“客官, 雪下得忒大,路面都冻成冰壳子了!”掌柜搓着冻红的手劝道, “不如多住两天,等雪小些再走?”
荀风指腹按在突突跳的太阳穴上,宿醉的钝痛还缠在脑子里,他望着窗缝漏进的雪光,没料到这雪竟下到了现在。老祁叹气道:“看样子没法继续赶路了。”
天公不作美,荀风也没办法,只能在文县多待几天,老祁看出荀风的不安,安慰他道:“道路千万条, 即便云家在找你,一时半刻也摸不到头脑。”
“我知道。”比起被找到, 被报复, 他有更忧虑的事。
文县虽是个小县,但风景秀美, 青瓦覆雪,枯枝挑白, 素净得像幅淡墨画。老祁闲不住,拿了渔具要去结冰的湖面钓鱼, 邀荀风一起,荀风心事重重, 再美的景在他眼里都是一块冰坨,拒绝了老祁的邀约,猫在房间里。
门窗关得严实,屋里浸着股子冷暗,只有窗缝漏进几缕微弱的雪光, 荀风躺在床上,双手垫在脑后,望着墙壁发呆,墙上光秃秃的,实在没什么好看,但荀风看得津津有味,因这墙跟他脑子一样。
脑子里东一搭西一搭地转,转了半晌自嘲地勾了勾嘴角,不就是骗人被戳穿了,至于这么揪着不放吗?大不了往后绕着姓云的走,日子总还得过下去。他强迫自己闭紧眼,睡觉!
一觉醒来,天色昏暗,伸手不见五指,荀风睡饱了,精神头好了许多,摸黑下床喝了一肚子凉水,点亮桌上残烛,昏黄的光一映,才后知后觉地感到腹中空空,饿得发慌。
荀风举着灯盏去敲老祁的房门,想跟他一起吃饭,谁知敲了半天,无人回应,“奇怪,难不成还没回来?”

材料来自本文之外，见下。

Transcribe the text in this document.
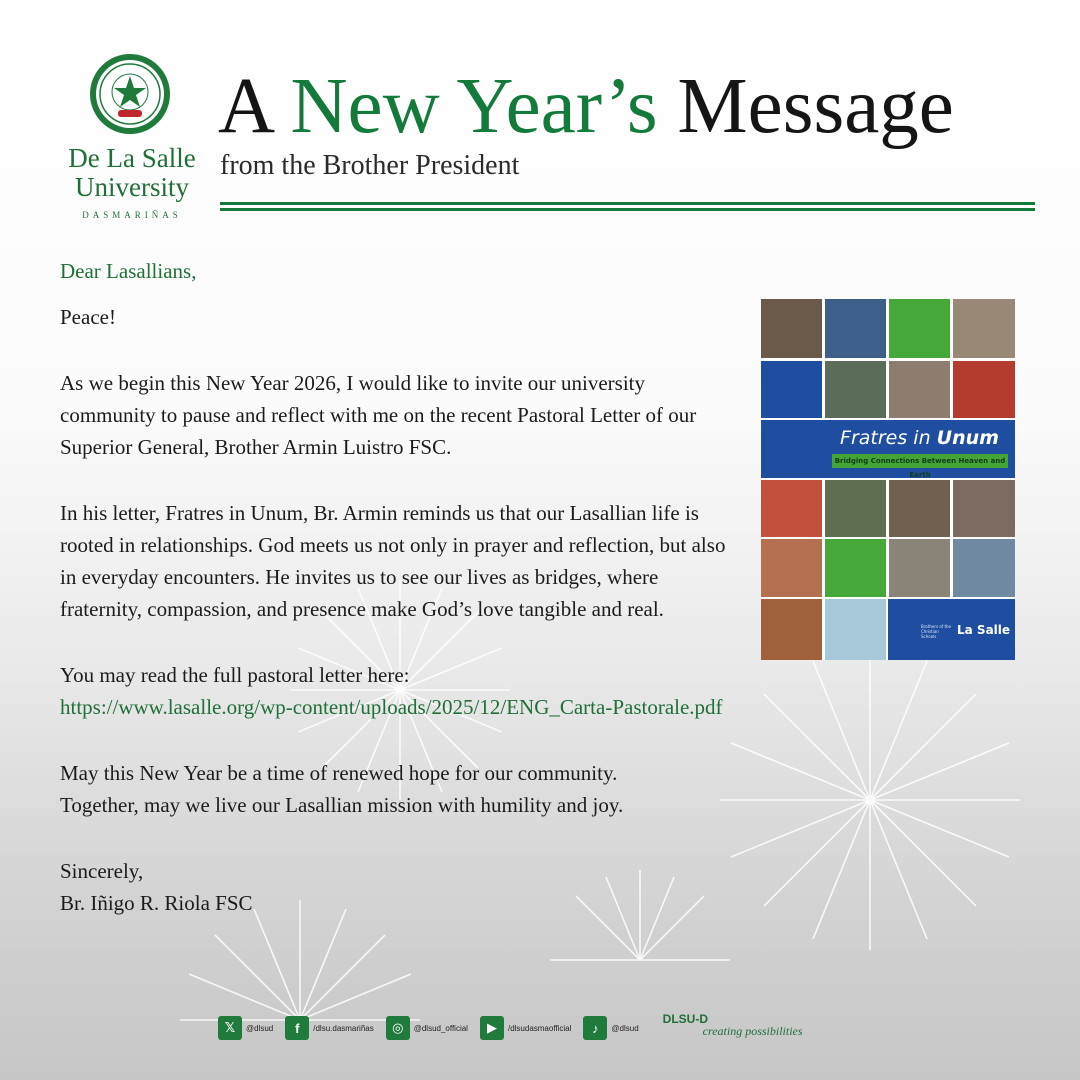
De La Salle
University
DASMARIÑAS
A New Year’s Message
from the Brother President

Dear Lasallians,

Peace!

As we begin this New Year 2026, I would like to invite our university community to pause and reflect with me on the recent Pastoral Letter of our Superior General, Brother Armin Luistro FSC.

In his letter, Fratres in Unum, Br. Armin reminds us that our Lasallian life is rooted in relationships. God meets us not only in prayer and reflection, but also in everyday encounters. He invites us to see our lives as bridges, where fraternity, compassion, and presence make God’s love tangible and real.

You may read the full pastoral letter here:

https://www.lasalle.org/wp-content/uploads/2025/12/ENG_Carta-Pastorale.pdf

May this New Year be a time of renewed hope for our community.

Together, may we live our Lasallian mission with humility and joy.

Sincerely,

Br. Iñigo R. Riola FSC

Fratres in Unum
Bridging Connections Between Heaven and Earth
Brothers of the Christian Schools	La Salle
𝕏	@dlsud	f	/dlsu.dasmariñas	◎	@dlsud_official	▶	/dlsudasmaofficial	♪	@dlsud
DLSU-D
creating possibilities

肚子饿的受不了,荀风下楼要了饭菜,刚吃两口,就见老祁回来了,脸色沉得像外头的阴雪天。
荀风随口问:“一条鱼都没钓上来?”
“我们得小心了。”老祁低声道。
荀风往嘴里扒拉饭菜,凑空看他一眼:“怎么了?”
老祁飞快扫了眼四周,见邻桌没人注意,才凑到他耳边:“街上贴了你的通缉令,画像画得还挺像。”
“哐当”一声,手里的粗瓷碗磕在桌上,米粒撒了半碗。荀风愣了愣,随后将桌上的白米饭拢到碗里,端起来,继续吃。
老祁一拍大腿,激动道:“真没想到他那么狠!”连文县这种小县都有通缉令,其他县城自不必说。
“幸好他不知道你的真名。”老祁后怕道:“小风,师父教过你,能乔装就乔装,你怎么就忘了呢?”
荀风垂下眼,大嚼着白米,“我本想在云家长久的呆下去。”
老祁一哂,不说话了,转而向伙计要了一副碗筷,吃起饭来,“多吃点,以后没清闲日子过了。”
荀风还有心思开玩笑:“过不下去,你将我扭送官府,拿了赏银逍遥去。”
老祁哼了一声,“还用你教。”
荀风笑笑,继续往嘴里扒白饭,没滋没味。
饭后两人上楼收拾行李,本就是轻装赶路,没什么值钱物件,三两下就收拾妥了。荀风从怀里摸出玉佩,指尖摩挲着上面的云纹,自嘲地勾了勾唇:“这会子,怕是恨死我了罢。”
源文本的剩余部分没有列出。